As well i need a port forward for Port 80/443 for an webappliance using letsencrypt.
Is it best to configure 5 Bridges containing always the WAN Port
Or configuring 6 Bridges on for NAT and then adding on that bridge the bridges for VLAN?
4 of the VLAN shall contain a individual Wifi Access point as well DHCP with static and dynamic addresses,
On the Miktotik devices poert 2-4 will be configured as trunk port and every shown switch is configured as Access Switch ( 1 Trunk for connection to mikrotik rest of the ports as access port for the needed VLAN).
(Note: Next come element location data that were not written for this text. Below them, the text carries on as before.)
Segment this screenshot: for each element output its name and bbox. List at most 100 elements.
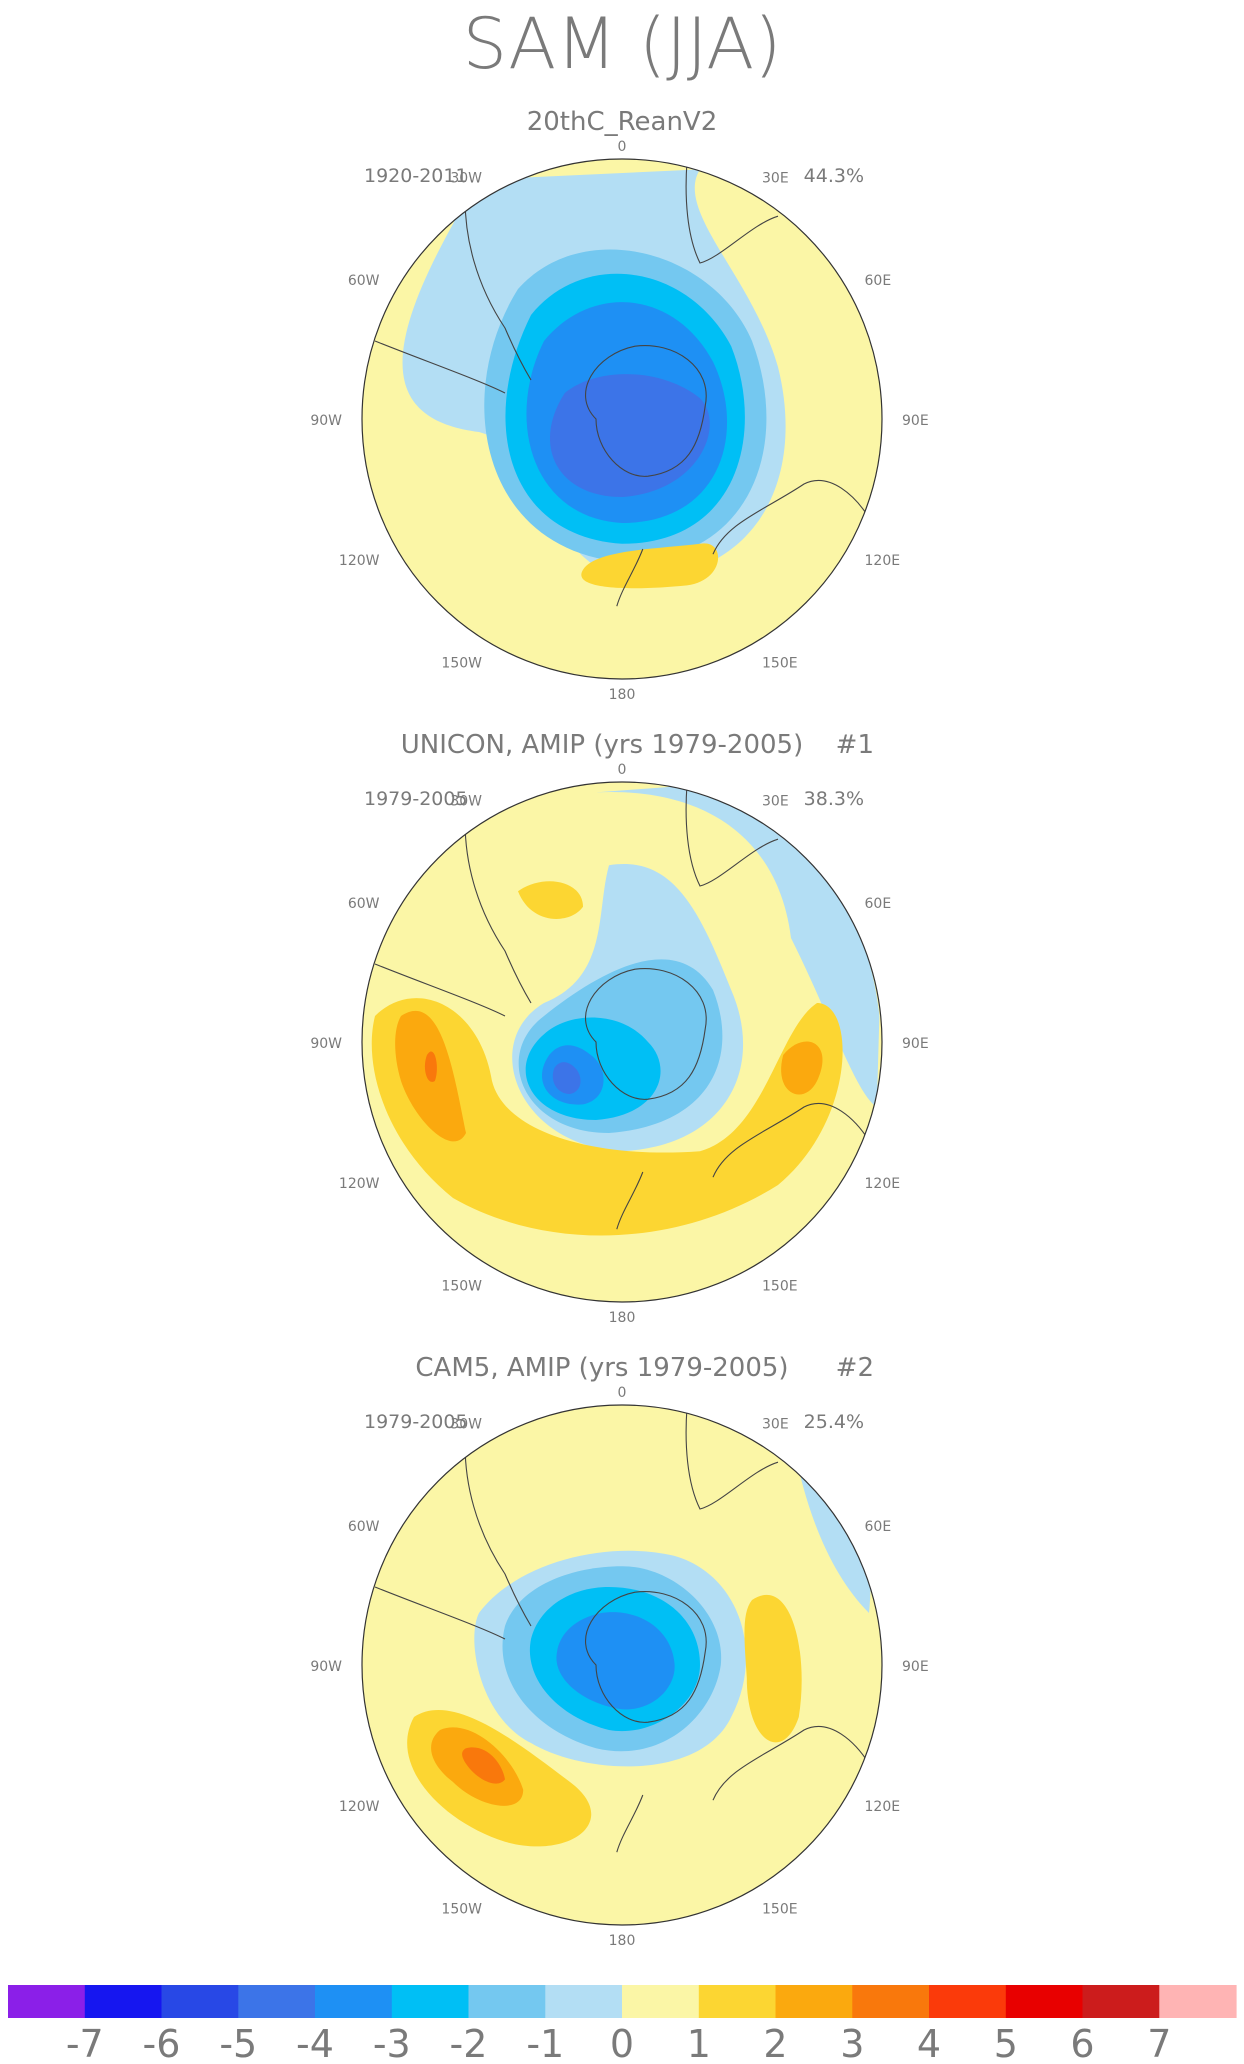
colorbar-label: -1 [526, 2022, 564, 2064]
colorbar-label: 2 [763, 2022, 787, 2064]
coastline [712, 479, 870, 555]
longitude-label: 180 [609, 687, 636, 703]
colorbar-swatch [1005, 1985, 1084, 2018]
coastline [712, 1725, 870, 1801]
field-contours [362, 159, 882, 679]
longitude-label: 150E [762, 1279, 798, 1295]
longitude-label: 30E [762, 794, 789, 810]
longitude-label: 150E [762, 1902, 798, 1918]
contour-fill [462, 1747, 505, 1784]
longitude-label: 90E [902, 1659, 929, 1675]
longitude-label: 60E [865, 896, 892, 912]
colorbar-swatch [852, 1985, 930, 2018]
colorbar-swatch [775, 1985, 853, 2018]
colorbar-swatch [238, 1985, 316, 2018]
longitude-label: 60W [348, 896, 380, 912]
contour-fill [744, 1594, 802, 1743]
map-panel-1: 20thC_ReanV2 1920-2011 44.3% 0 30E 60E 90E 120E… [310, 107, 928, 703]
colorbar: -7 -6 -5 -4 -3 -2 -1 0 1 2 3 4 5 6 7 [8, 1985, 1237, 2064]
longitude-label: 90W [310, 1659, 342, 1675]
contour-fill [781, 1041, 823, 1095]
coastline [374, 1586, 506, 1640]
coastline [585, 344, 707, 477]
longitude-label: 60W [348, 273, 380, 289]
contour-fill [549, 374, 710, 497]
longitude-label: 90W [310, 1036, 342, 1052]
colorbar-swatch [698, 1985, 777, 2018]
longitude-label: 150E [762, 656, 798, 672]
colorbar-swatch [1159, 1985, 1237, 2018]
longitude-label: 60E [865, 1519, 892, 1535]
longitude-label: 60W [348, 1519, 380, 1535]
colorbar-label: -7 [66, 2022, 104, 2064]
panel-title: UNICON, AMIP (yrs 1979-2005) [401, 730, 803, 760]
colorbar-swatch [1082, 1985, 1160, 2018]
colorbar-label: -2 [450, 2022, 488, 2064]
longitude-label: 150W [441, 1279, 482, 1295]
contour-fill [581, 543, 719, 589]
explained-variance: 38.3% [804, 788, 864, 810]
map-boundary [361, 158, 883, 680]
colorbar-label: -6 [143, 2022, 181, 2064]
map-panel-3: CAM5, AMIP (yrs 1979-2005) #2 1979-2005 25.… [310, 1353, 928, 1949]
colorbar-label: -3 [373, 2022, 411, 2064]
coastline [585, 967, 707, 1100]
years-label: 1979-2005 [364, 788, 468, 810]
panels: 20thC_ReanV2 1920-2011 44.3% 0 30E 60E 90E 120E… [310, 107, 928, 1949]
coastline [464, 1425, 532, 1627]
longitude-label: 30W [450, 1417, 482, 1433]
longitude-label: 120W [339, 553, 380, 569]
coastline [616, 1171, 644, 1230]
map-boundary [361, 781, 883, 1303]
longitude-label: 120W [339, 1176, 380, 1192]
longitude-label: 0 [618, 1385, 627, 1401]
colorbar-label: 4 [917, 2022, 941, 2064]
colorbar-swatch [84, 1985, 163, 2018]
longitude-label: 30W [450, 171, 482, 187]
panel-number: #1 [836, 730, 874, 760]
colorbar-swatch [315, 1985, 393, 2018]
coastline [374, 340, 506, 394]
longitude-label: 90E [902, 1036, 929, 1052]
longitude-label: 30W [450, 794, 482, 810]
longitude-label: 90W [310, 413, 342, 429]
contour-fill [424, 1051, 437, 1082]
longitude-label: 150W [441, 656, 482, 672]
longitude-label: 60E [865, 273, 892, 289]
colorbar-swatch [391, 1985, 470, 2018]
longitude-label: 180 [609, 1310, 636, 1326]
longitude-label: 120E [865, 1176, 901, 1192]
explained-variance: 44.3% [804, 165, 864, 187]
longitude-label: 150W [441, 1902, 482, 1918]
coastline [585, 1590, 707, 1723]
colorbar-swatch [468, 1985, 546, 2018]
colorbar-swatch [8, 1985, 86, 2018]
longitude-label: 30E [762, 171, 789, 187]
coastline [685, 1407, 779, 1510]
explained-variance: 25.4% [804, 1411, 864, 1433]
coastline [712, 1102, 870, 1178]
years-label: 1920-2011 [364, 165, 468, 187]
longitude-label: 0 [618, 762, 627, 778]
coastline [464, 802, 532, 1004]
coastline [374, 963, 506, 1017]
contour-fill [518, 881, 583, 919]
colorbar-label: 6 [1070, 2022, 1094, 2064]
colorbar-label: 7 [1147, 2022, 1171, 2064]
contour-fill [371, 998, 843, 1236]
colorbar-swatch [622, 1985, 700, 2018]
field-contours [362, 1405, 882, 1925]
colorbar-swatch [545, 1985, 623, 2018]
coastline [685, 784, 779, 887]
panel-title: 20thC_ReanV2 [527, 107, 718, 137]
coastline [616, 1794, 644, 1853]
colorbar-label: 0 [610, 2022, 634, 2064]
colorbar-swatch [929, 1985, 1007, 2018]
colorbar-label: -4 [296, 2022, 334, 2064]
contour-fill [596, 784, 880, 1107]
colorbar-label: 1 [687, 2022, 711, 2064]
longitude-label: 0 [618, 139, 627, 155]
longitude-label: 30E [762, 1417, 789, 1433]
colorbar-label: 3 [840, 2022, 864, 2064]
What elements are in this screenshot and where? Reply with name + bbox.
Beware that RouterOS also allows you to use Let’s Encrypt to secure its HTTPS (WebFig) interface. Without a fair bit of trickery, you can’t get 2+ devices to do that through a single set of port-forward rules. What you might want to do instead is use the MT router as a CA (same link, higher up) to mint internal TLS certificates for itself and for this other web applicance of yours. Then all you need do is install the public half of the router’s CA key into all the client machines, and they’ll trust both devices’ certificates, being signed by the private half.
There’s something unclear about why you bring this question up here, though.
If the FritzBox is running in bridge mode, then what you want to know is that “port forwarding” is spelled “destination NAT” in RouterOS land.
If the FritzBox is acting as a full-featured router, then you’d need to do this port-forwarding there, but now you have two forks to the path. If the MT box is also acting as a router, then you likely have a double-NAT situation, which complicates all this. Or, you might be using the MT box as a smart L3 switch, which solves that, but then it isn’t a proper “router” any more.
Please clarify.
Is it best to configure 5 Bridges
No, never. Except when running on near-obsolete MT products you aren’t likely to be using, RouterOS supports one bridge per switch chip only. Configuring 2+ bridges is usually suboptimal since it forces RouterOS to run the bridge in software, on the device’s CPU. Five bridges — implying 4 on the CPU and one in hardware — is almost certain to constitute a design error.
containing always the WAN Port
A given port can be a member of only one bridge; another reason why “5 bridges” is almost certain to be the wrong thing.
I believe what you’re looking for instead is bridge VLAN filtering which allows a single bridge to enforce the boundaries between any number of VLANs.
using Lets Encrypt in that case only for router with own subdomain. Running behind a revers proxy to obtain and distribute the other certs.
FritzBox is acting as a full-featured router, double NAT with complete drop of IPv6. In that case i need to forward the ports twice.
once from WAN of Fritz.box → WAN of Mikrotik
WAN of Mikrotik → Reverse Proxy
The Idea behind is not to change the PrivateNetwork in case of changing the provider. Bad experiences in past especially with cable connections and bad update behaviour on access router.
Thanks a lot cause, i understood some of the basic configuration videos as that I’ll need to go such a way and i was a bit wondering already how be best configuration aproach is. But one of the links provided me how to deal with it correctly.